Development, Validation, and Harmonization of Methods for Collection and Measurement of NAD+ and Related Metabolites: Application to a Randomized Trial of Patients Undergoing Coronary Artery Bypass

The methods used to measure NAD+ and NADH in human samples include the enzymatic cycling assay, high pressure liquid chromatography and liquid chromatography tandem mass spectrometry (LC-MS/MS). The LC- MS/MS method offers superior sensitivity, precision, accuracy compared to the other methods. However, all

current methods suffer from one or more limitations: 1) some sample processing methods use strong acids (e.g., trichloroacetic acid or perchloric acid) which degrade NADH and NADPH; 2) separate methods are often used to measure oxidized and reduced pyridine nucleotides which poses a barrier to measuring the full

spectrum of NAD+-related metabolites; 3) scarcity of stable isotope-labeled internal standards for NAD+-related metabolites that are imperative for precise quantification of analytes; 4) Commutable reference materials used to calibrate assays and provide accuracy, metrological traceability, and comparability of measurements by

different laboratories are not available, nor are there mechanisms to harmonize assays across laboratories. We propose two integrated aims to fill these methodological gaps. In Aim 1 we will (a) optimize and validate standardized sample collection and storage protocols that will preserve the integrity of the pools of NAD+,

NADH, NADP, NADPH and related metabolites; (b) finalize the validation of our advanced LC/MS-MS method (NADome Quant) that simultaneously measures this set of metabolites in human tissues; and (c) in collaboration with Dr. Vesper's laboratory at the CDC, generate higher order commutable reference standards

and establish processes for harmonizing assays across laboratories. In Aim 2, we will conduct a randomized, double-blind, placebo-controlled trial (n=90) to determine whether oral administration of β nicotinamide mononucleotide (NMN), an immediate NAD+ precursor, is more efficacious effective than placebo in raising

myocardial NAD+ levels and reducing myocardial injury in adults undergoing elective coronary artery bypass graft (CABG) surgery. Patients will be randomized 1:1:1 to placebo or to one of two dosing regimens of NMN (administered for seven vs. two days prior to surgery) to test whether NMN administration increases

myocardial concentrations of NAD+ and its metabolites and attenuates myocardial and extracardiac (e.g., kidney) injury. CABG surgery offers a unique opportunity to harvest a variety of human tissue that would otherwise be discarded, including myocardium, aortic endothelium, subcutaneous fat, and skin.

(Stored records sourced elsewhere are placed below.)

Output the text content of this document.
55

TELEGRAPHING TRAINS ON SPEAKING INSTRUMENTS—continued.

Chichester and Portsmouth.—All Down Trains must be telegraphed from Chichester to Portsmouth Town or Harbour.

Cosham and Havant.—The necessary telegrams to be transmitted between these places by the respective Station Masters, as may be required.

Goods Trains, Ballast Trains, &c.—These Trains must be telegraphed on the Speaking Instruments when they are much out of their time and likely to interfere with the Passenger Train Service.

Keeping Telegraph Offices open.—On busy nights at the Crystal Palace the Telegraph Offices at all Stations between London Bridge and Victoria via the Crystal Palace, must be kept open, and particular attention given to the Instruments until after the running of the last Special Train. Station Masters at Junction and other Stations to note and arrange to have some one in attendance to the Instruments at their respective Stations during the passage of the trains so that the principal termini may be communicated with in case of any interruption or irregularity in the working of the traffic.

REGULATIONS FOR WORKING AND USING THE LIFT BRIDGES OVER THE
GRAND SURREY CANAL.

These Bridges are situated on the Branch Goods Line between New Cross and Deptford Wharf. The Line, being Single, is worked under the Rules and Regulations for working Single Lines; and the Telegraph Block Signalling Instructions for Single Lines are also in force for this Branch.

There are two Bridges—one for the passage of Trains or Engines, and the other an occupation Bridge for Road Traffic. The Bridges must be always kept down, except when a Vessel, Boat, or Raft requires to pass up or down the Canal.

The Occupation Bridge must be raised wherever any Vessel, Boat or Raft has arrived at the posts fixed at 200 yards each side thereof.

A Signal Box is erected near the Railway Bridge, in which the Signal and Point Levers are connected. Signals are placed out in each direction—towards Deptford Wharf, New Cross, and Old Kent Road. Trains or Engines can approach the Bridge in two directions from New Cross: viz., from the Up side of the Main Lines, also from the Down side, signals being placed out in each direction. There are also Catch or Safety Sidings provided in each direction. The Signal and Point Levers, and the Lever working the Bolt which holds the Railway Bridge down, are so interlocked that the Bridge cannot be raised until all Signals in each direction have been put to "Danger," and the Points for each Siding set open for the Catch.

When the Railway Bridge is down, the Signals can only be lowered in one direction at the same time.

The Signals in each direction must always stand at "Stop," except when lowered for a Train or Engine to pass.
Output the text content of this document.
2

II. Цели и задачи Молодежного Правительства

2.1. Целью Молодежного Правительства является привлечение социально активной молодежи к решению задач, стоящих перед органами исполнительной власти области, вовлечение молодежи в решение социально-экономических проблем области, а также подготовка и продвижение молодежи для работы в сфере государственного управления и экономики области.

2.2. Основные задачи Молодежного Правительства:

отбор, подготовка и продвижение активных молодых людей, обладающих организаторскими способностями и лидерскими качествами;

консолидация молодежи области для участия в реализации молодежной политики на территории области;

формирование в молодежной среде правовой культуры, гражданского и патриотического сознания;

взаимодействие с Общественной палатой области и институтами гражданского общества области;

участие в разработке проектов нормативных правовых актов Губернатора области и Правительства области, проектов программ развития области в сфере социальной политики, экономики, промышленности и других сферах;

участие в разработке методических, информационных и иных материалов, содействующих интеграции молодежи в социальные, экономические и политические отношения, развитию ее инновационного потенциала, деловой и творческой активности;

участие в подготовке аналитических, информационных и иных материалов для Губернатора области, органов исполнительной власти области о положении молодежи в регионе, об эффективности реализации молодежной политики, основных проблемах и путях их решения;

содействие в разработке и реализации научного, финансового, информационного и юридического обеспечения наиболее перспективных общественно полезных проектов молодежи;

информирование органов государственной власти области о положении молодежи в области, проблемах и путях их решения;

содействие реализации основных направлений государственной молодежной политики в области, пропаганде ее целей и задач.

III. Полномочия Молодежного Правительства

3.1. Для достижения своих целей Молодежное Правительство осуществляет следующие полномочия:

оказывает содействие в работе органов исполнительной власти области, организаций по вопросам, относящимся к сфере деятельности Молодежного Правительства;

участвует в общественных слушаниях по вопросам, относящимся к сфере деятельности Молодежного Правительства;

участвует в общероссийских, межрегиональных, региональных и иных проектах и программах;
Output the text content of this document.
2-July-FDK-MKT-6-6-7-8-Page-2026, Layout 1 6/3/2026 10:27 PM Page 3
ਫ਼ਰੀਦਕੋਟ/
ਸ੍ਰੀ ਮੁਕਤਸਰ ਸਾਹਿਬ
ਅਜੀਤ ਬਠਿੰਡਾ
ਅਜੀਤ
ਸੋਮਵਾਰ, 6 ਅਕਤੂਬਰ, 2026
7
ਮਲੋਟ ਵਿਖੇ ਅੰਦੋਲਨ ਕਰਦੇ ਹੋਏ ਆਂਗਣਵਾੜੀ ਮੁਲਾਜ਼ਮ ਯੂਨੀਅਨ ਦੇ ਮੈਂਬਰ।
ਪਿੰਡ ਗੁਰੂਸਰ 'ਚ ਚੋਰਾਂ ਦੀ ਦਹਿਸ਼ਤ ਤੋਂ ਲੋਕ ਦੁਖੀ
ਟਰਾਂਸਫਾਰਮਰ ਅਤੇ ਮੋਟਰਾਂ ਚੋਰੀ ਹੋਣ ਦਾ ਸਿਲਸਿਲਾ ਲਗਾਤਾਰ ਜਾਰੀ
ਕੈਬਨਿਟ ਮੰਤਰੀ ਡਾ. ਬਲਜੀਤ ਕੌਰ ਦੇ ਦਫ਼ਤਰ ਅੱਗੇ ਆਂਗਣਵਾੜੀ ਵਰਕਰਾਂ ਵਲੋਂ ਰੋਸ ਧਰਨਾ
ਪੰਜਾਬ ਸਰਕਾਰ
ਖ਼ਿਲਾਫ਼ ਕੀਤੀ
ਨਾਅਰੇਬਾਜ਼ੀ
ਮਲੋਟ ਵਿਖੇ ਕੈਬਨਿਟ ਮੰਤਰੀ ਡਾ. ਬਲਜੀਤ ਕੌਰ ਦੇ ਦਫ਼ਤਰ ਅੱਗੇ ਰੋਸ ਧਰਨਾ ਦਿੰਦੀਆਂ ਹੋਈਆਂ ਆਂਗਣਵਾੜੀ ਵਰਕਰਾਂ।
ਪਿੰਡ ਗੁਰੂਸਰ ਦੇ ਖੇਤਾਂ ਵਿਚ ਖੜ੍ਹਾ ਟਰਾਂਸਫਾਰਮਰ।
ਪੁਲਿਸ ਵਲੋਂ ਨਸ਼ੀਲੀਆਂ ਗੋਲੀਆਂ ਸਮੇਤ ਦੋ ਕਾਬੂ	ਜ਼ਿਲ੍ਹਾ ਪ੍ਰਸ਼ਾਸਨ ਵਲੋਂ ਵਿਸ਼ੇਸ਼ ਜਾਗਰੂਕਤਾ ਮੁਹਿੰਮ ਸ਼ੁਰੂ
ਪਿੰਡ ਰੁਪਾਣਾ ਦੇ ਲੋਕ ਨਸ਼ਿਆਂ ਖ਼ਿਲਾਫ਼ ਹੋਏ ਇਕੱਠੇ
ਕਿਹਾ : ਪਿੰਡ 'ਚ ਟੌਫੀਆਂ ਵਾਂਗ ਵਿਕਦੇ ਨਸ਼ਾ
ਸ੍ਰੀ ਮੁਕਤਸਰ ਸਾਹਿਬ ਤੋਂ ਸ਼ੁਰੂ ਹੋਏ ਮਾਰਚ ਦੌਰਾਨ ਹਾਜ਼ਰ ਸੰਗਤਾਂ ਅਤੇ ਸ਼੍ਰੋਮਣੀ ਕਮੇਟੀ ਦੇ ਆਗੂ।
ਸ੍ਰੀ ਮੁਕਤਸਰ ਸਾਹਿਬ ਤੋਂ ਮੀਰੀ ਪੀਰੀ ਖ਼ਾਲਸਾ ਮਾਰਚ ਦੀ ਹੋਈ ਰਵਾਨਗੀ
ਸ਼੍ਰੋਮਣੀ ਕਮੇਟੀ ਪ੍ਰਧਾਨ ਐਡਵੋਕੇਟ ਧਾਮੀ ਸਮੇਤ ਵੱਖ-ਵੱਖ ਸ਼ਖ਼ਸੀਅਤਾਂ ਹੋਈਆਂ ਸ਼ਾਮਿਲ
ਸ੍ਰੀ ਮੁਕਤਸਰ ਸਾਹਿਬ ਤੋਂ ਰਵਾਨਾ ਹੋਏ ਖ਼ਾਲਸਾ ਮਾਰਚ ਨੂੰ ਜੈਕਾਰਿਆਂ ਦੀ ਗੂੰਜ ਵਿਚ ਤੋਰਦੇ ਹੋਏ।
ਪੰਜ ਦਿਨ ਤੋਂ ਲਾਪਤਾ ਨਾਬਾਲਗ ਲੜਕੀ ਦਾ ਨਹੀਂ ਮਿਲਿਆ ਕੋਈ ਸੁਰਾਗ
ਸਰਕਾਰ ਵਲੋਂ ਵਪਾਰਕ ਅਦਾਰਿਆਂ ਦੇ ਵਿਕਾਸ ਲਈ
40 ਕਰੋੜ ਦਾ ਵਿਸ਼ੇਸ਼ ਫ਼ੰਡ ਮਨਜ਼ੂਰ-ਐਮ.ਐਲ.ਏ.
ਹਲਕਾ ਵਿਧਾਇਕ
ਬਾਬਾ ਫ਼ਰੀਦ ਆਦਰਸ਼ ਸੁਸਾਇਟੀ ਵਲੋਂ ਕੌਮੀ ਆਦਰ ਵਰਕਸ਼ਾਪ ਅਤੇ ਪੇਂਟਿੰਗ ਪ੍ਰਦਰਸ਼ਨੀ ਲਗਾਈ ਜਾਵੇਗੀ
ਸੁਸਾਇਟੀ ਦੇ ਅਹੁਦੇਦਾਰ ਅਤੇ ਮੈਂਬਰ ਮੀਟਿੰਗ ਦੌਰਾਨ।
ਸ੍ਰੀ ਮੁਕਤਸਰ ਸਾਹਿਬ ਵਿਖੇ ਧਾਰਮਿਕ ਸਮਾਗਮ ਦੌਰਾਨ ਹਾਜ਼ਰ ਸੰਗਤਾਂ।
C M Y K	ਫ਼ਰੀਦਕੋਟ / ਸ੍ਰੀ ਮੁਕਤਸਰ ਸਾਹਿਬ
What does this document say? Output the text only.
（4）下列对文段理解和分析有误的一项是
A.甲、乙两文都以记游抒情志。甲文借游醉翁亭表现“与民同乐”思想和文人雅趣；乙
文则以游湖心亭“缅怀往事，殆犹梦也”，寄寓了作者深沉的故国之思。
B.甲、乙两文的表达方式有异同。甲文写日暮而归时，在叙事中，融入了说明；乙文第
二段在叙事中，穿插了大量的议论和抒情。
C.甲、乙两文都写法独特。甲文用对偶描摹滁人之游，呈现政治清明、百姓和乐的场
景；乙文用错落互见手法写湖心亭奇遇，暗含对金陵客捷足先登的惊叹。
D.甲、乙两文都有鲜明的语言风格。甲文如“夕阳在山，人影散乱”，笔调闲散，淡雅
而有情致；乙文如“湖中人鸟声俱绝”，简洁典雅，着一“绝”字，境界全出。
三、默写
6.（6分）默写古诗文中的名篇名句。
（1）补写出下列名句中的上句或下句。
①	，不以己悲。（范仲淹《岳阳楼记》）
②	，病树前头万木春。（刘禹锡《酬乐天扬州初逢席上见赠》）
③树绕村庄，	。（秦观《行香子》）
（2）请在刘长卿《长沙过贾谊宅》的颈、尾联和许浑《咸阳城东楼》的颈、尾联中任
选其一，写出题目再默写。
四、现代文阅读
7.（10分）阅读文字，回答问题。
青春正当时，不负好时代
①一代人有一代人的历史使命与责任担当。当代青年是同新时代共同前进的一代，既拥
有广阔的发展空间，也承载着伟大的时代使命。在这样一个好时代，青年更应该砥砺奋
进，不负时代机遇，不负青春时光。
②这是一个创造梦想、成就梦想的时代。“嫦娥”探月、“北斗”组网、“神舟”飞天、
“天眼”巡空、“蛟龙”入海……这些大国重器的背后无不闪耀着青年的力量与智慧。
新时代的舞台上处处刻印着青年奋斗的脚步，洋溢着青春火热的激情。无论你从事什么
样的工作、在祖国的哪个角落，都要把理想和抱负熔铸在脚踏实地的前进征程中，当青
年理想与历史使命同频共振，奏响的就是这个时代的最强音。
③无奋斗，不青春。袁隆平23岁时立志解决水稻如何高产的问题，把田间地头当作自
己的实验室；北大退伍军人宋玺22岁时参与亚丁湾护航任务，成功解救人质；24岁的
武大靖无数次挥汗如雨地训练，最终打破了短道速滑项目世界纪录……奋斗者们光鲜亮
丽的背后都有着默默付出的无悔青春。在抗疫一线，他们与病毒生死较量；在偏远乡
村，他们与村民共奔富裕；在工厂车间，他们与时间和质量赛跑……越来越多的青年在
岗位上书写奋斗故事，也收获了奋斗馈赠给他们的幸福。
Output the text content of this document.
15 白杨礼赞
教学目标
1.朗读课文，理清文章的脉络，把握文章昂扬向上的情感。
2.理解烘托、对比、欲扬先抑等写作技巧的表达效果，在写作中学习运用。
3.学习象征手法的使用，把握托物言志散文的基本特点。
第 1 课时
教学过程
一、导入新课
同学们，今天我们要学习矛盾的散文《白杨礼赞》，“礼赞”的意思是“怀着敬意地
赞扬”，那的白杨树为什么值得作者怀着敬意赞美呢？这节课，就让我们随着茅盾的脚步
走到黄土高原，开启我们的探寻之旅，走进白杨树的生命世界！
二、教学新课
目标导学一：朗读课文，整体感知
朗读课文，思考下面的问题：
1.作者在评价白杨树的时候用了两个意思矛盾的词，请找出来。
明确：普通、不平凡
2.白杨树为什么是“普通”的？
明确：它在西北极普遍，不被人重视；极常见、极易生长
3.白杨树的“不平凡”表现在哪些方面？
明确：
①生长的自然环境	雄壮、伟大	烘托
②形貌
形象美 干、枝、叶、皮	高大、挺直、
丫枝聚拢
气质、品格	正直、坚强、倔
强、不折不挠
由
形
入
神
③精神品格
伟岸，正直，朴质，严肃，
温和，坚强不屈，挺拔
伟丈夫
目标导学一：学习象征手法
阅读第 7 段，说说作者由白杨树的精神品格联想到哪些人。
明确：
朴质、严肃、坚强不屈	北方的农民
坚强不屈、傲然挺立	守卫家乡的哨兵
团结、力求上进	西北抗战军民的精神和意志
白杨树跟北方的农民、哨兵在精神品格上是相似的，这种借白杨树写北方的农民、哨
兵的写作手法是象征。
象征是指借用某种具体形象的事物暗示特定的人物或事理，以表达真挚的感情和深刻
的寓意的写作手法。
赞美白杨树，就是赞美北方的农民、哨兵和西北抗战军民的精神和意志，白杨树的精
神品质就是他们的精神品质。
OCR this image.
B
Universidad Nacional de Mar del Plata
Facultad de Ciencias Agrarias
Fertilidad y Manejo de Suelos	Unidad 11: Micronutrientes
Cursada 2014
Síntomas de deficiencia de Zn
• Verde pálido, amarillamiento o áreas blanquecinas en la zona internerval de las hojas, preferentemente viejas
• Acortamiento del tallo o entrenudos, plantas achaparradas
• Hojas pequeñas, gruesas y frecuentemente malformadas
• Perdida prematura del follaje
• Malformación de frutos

This research proposal will establish robust sample collection and storage protocols that preserve NAD+ as well as NADH and NADP(H); more advanced LC/MS assays for measuring NAD+ and related metabolites; and commutable reference materials and procedures for harmonizing assays across laboratories through the

auspices of the CDC. The proof-of-concept trial will provide key foundational data to guide the design of larger efficacy trials of NAD+ augmentation strategies for preventing myocardial and extracardiac injury during CABG surgery, an important unmet clinical need.